Perhaps in my journey to become better at communicating what I see and feel I might somehow on the road brush fleetingly past the beauty and truth that I've been attempting to photograph.

This is why I do what I do.

Friday, June 26, 2009

Presentation prespirations..

Yesterday evening I had the big presentation that I'd been putting together for the past few weeks.

Everything went really well and I managed to avoid putting my foot in my mouth.

However, what excited and pleased me the most is what I witnessed both immediately before and after the show: everybody was talking with each other.

In this day and age of Myspace, Facebook, and the ever looming blogosphere (cough); I was very pleased and comforted to see that people are still able to divorce themselves from the box of lights and wires, come together as a community, and just communicate with one another.

While I already knew many of the people who attended the show, many of those in attendance were unaquainted with whomever they were sitting next to.

This did little to stop the talking.

Within just a few minutes of sitting down most people were fully engaged with their neighbor in a conversation about local economics, the school system, or what new flavors of ice cream might be available at the local general store (a matter of CRITICAL importance).

A recent study showed that the more postive interactions an individual has with others per day, the more likely to be in a state of happiness.

While it is intriguing to see that scientists are studying the field of emotional wellness and "social capital"... upon reading the study I was compelled to shout "HELLO!!!!!" at the glossy magazine pages that had gleaned such information.

So, on that note I humbly invite my multitudes of loyal readers (all 3 of you at the time of this writing) to divorce yourself entirely from an electronically based social life for 1 day.

Rather than texting, e-mail, or messaging somebody you wish to communicate with (for whatever reason), I want you to call or (even better) meet with them in person.


Despite the tremendous difficulties (and there will be difficulties) regarding this endeavor, I place my faith in you accomplish this task and to accomplish it with zeal.

Bob Dylan:

"I'll let you be in my dreams if I can be yours."

Tuesday, June 23, 2009

Paying the Bills #2

I've gotten some a few assignments on a freelance basis. Today I photographed the local Sheriff and Ambulance director.

Not the best assignment in the world... not the greatest pictures ever... no Pulitzer invite just yet. But even those who've achieved their dreams and beyond had to start somewhere.

Bertrand Russell:

"Every man, wherever he goes, is encompassed by a cloud of comforting convictions, which move with him like flies on a summer day."
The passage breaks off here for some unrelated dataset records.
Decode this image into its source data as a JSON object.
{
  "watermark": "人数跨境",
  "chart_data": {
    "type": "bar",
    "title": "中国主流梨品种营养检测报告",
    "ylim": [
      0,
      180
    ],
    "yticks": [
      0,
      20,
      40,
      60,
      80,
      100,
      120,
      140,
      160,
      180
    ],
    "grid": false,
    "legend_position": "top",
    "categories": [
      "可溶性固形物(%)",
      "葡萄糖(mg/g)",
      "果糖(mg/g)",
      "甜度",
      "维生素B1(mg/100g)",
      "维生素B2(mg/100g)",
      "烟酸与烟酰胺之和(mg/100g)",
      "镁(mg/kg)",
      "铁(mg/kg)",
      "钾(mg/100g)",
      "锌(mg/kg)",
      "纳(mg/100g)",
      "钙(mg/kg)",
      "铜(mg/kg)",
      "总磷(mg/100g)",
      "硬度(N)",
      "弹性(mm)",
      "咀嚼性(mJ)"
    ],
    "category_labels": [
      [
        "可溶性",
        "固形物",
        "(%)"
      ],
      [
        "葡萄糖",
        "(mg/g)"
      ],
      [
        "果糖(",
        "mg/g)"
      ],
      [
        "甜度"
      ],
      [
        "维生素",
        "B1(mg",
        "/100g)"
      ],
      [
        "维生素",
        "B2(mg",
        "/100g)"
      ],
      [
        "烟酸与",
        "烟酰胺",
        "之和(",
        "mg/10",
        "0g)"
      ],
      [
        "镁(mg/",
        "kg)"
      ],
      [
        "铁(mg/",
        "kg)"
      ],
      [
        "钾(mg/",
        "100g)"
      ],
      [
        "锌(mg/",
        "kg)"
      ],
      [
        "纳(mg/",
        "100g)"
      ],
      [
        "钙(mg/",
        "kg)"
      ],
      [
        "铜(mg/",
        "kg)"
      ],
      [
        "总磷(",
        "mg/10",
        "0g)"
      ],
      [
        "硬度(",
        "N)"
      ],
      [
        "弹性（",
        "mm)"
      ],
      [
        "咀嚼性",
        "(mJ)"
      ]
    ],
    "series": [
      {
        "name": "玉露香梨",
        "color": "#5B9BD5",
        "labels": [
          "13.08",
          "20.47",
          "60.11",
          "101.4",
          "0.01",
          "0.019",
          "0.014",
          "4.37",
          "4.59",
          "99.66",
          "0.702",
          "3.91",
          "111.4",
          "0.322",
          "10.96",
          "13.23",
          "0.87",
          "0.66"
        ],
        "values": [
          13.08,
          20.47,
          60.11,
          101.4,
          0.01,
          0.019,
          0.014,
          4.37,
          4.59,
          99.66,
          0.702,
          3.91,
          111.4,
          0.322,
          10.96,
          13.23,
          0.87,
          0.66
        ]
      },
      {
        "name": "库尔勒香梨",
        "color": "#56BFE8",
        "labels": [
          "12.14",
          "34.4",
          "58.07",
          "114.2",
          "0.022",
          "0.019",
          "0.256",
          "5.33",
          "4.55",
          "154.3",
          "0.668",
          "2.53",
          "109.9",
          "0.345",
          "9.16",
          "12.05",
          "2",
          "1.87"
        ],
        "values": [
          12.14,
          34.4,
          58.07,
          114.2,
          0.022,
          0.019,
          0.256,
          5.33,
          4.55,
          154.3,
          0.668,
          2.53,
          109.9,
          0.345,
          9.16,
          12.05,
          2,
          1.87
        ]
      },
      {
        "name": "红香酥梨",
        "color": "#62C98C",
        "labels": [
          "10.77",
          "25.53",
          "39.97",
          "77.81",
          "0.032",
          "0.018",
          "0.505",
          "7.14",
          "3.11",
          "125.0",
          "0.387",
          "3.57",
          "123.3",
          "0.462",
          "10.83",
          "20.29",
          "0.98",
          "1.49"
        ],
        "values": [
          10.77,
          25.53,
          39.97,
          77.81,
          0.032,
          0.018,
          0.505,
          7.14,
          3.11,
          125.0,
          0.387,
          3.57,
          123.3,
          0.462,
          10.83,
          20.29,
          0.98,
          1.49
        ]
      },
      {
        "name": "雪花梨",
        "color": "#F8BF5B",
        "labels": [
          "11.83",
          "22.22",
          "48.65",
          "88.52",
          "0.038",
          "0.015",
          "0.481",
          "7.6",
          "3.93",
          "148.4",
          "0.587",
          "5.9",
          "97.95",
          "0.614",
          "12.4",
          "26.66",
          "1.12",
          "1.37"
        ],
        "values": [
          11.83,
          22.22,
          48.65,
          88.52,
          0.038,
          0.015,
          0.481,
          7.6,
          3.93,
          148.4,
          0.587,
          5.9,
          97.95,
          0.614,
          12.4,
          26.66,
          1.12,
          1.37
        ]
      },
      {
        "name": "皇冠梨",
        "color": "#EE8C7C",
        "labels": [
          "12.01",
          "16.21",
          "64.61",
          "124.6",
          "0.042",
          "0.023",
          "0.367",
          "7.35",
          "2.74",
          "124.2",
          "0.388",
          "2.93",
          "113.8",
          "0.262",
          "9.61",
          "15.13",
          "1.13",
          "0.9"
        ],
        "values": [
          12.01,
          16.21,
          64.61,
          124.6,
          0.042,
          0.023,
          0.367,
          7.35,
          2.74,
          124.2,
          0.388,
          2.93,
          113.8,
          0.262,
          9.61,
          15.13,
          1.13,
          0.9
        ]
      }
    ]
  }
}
Good luck to all those out there who endeavor to follow their dreams and are followed by a cloud of convictions.

Friday, June 19, 2009

Paying the bills #1 Part 2

Screw it. I'm not busy with anything else at this particular moment in time.

Here are some photos.

Paying the bills #1

Hello all,

Just giving everyone a heads up that my recent photographs of the Chelsea High School Lacrosse victory over Burr & Burton. The images were picked up by The Journal Opinion and The Herald of Randolph.

Not the greatest photographs in the world... but it was nice to do something light and fun considering the nature of most of my projects. Look for some imagery to appear on this blog within a day or two.

Also, I'd like to give special thanks to John Parker and the whole CHS Lacrosse team for tolerating me all day long.

Thursday, June 11, 2009

Is the sky falling?

I've given in to the pressures from Smarth and others and finally started my own blog. If anyone ends up reading any of this I'll be happy... if not... I won't be devastated.

I've no idea what particular shape this blog will take. I imagine the various posts will be somewhat sporadic (depending on my various activities, explorations, and expeditions)... but it'll always be here for the truly nerdy or painfully devoted.

First order of business:
I'm giving a presentation at Altus Healing Arts in Chelsea, VT on June 25th at 7:30pm. More to come on this between now and then, but expect to see imagery from my work on heart disease (Intermission), New Orleans, and (primarily) from my ongoing project Will's Store.

Hope to see you then... all two or three of you that happen to read this.